They did not chant his name, or give him a standing ovation, or stay out in the heat for an extra two hours just to say they saw him rumble into the end zone against a defense loaded with hangers-on and roster fodder. They did all those things for the man who followed him. Matt Barkley jogged onto Lincoln Financial Field in relative silence, his entrance into the Eagles' 36-10 preseason victory over the Colts just the opening act for Tim Tebow's return to the NFL, as if Barkley were an acoustic singer-songwriter warming up the crowd for the E Street Band.
"Doesn't bother me," Barkley said after the game, and he did well not to grit his teeth as he spoke. He went 12 for 20 for 192 yards and an interception in just less than two quarters of action, and it happened to him Sunday just like it happened to Kyle Orton in Denver and Mark Sanchez in New York: the questions about Tebow, the ripples of his popularity fanning out until they reach the other quarterbacks on the team, until you start noticing them roll their eyes during those postgame media scrums. Orton eventually surrendered his starting job to him, and in 2012, exhausted by all the inquiries about Tebow's role, Sanchez captured the Jets' misbegotten decision to trade for Tebow in three words: "Selling seats, man." The ripples never stop.

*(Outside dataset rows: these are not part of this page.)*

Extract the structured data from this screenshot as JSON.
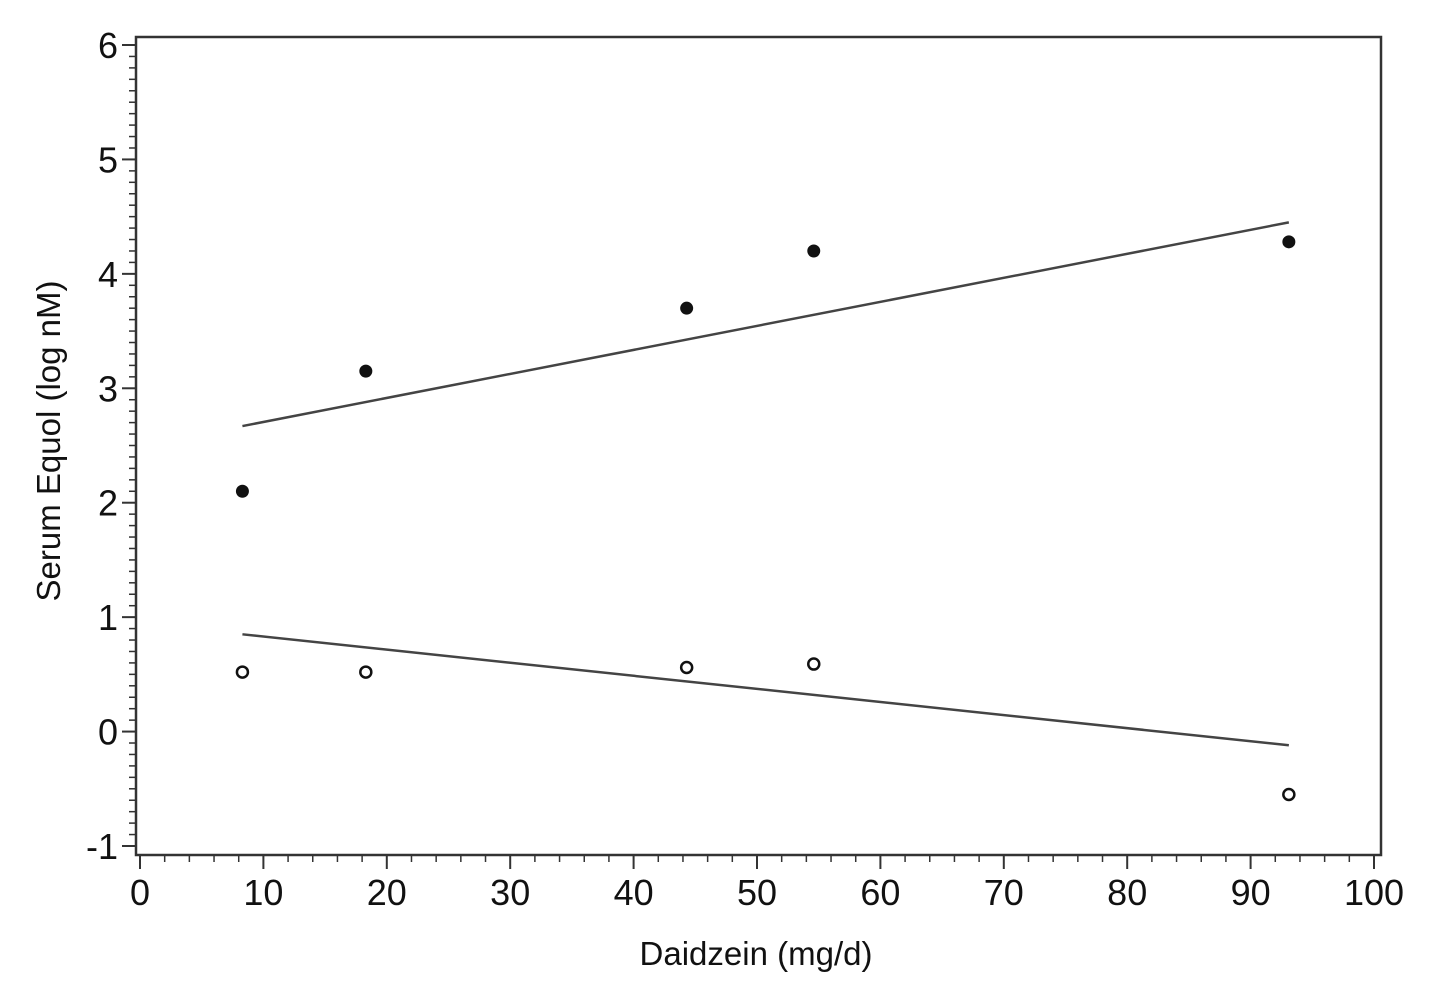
{
  "chart_data": {
    "type": "scatter",
    "title": "",
    "xlabel": "Daidzein (mg/d)",
    "ylabel": "Serum Equol (log nM)",
    "xlim": [
      0,
      100
    ],
    "ylim": [
      -1,
      6
    ],
    "xticks": [
      0,
      10,
      20,
      30,
      40,
      50,
      60,
      70,
      80,
      90,
      100
    ],
    "yticks": [
      -1,
      0,
      1,
      2,
      3,
      4,
      5,
      6
    ],
    "xtick_labels": [
      "0",
      "10",
      "20",
      "30",
      "40",
      "50",
      "60",
      "70",
      "80",
      "90",
      "100"
    ],
    "ytick_labels": [
      "-1",
      "0",
      "1",
      "2",
      "3",
      "4",
      "5",
      "6"
    ],
    "grid": false,
    "series": [
      {
        "marker": "filled-circle",
        "color": "#111111",
        "x": [
          8.3,
          18.3,
          44.3,
          54.6,
          93.1
        ],
        "y": [
          2.1,
          3.15,
          3.7,
          4.2,
          4.28
        ],
        "fit_line": {
          "x": [
            8.3,
            93.1
          ],
          "y": [
            2.67,
            4.45
          ]
        }
      },
      {
        "marker": "open-circle",
        "color": "#111111",
        "x": [
          8.3,
          18.3,
          44.3,
          54.6,
          93.1
        ],
        "y": [
          0.52,
          0.52,
          0.56,
          0.59,
          -0.55
        ],
        "fit_line": {
          "x": [
            8.3,
            93.1
          ],
          "y": [
            0.85,
            -0.12
          ]
        }
      }
    ]
  }
}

"He's a fan favorite and he's a good teammate," Barkley said. "He played well today for not playing in a year or two, whatever it's been. He did a good job. It's pretty funny to see their reaction. He's loved everywhere he goes, as he should be. He's a great person. Love him as a teammate."
Notice the qualifiers in that Barkley quote, the omissions. Tebow played well - six completions in 12 attempts, 69 passing yards, a 7-yard rushing touchdown - for someone who hadn't seen NFL action of any kind since 2013. He's a great person, not a great quarterback. You have to love him as a teammate, but as a guy who might end up as the Eagles' No. 3 quarterback? No, Matt Barkley does not have to love that.
It would be damn difficult for him to have another reaction. Put yourself in his place. If this competition were coming down to the conventional methods that coaches use to evaluate a quarterback, it wouldn't be much of a contest. Barkley would win. He has more experience in Chip Kelly's offense. He made quicker decisions Sunday. He's a better, more accurate passer than Tebow, demonstrating as much on his first two completions: a 26-yard crossing route to Jordan Matthews and a 39-yard sideline fade to Miles Austin. He began the game as if he wanted to prove something to Kelly, or to Tebow, or even to any other team looking for quarterback depth and willing to trade for it.
"I just wanted to play good football," he said. "If that did make a statement, then so be it."
None of this makes Barkley a starting-caliber NFL quarterback. It just makes him more polished and capable than Tebow, who is still trying to prove that he has refined his footwork and throwing motion enough to survive in the league. But with Kelly, a coach happy to have and use a quarterback who can run like a rhino, the customary definitions of "polished" and "capable" don't necessarily apply.
Tebow went on and on about his love for Kelly's system, about its pace and tempo and innovation. "It's a blessing to play in it," he said, and he's closer to the truth than he might appreciate, because Kelly places a higher value on mobility and versatility - the strengths that Tebow does possess - than other coaches do. To Kelly, that's Tebow's allure. Barkley is the safer choice, but Tebow offers some tantalizing possibilities and options, if Kelly can just tweak some things.
Though Kelly absolved Barkley of blame for the interception - a tipped pass by a linebacker who should have been blocked - he was even more forgiving of Tebow. Barkley was out there with some backups, but Tebow had nothing but third- and fourth-stringers alongside him, and if Tebow held the ball in the pocket too long just like he used to, if he took some unnecessary sacks just like the ones he used to take, Kelly sure sounded like he was grading the performance on a healthy curve.
"They've got to be able to do it all, but you also have to look at who's in with who," Kelly said. "There was a different set of receivers for Matt than what Timmy had, really a different line at times. There are a couple of times where Timmy held the ball, and it looks like, 'Why is he doing that?' Well, the receiver ran the wrong route. . . . We had a couple of busts out there."
There's little doubt that Kelly is dying for this experiment to work. So doesn't Barkley have to be wondering what else is out there, who else might be interested in him? "That's my agent's job," he said in the locker room after the cameras had let him alone. "We'll probably talk after this game, but I'm not checking message boards or headlines or anything like that." He might want to start. It gets awfully quiet back there, in Tim Tebow's wake.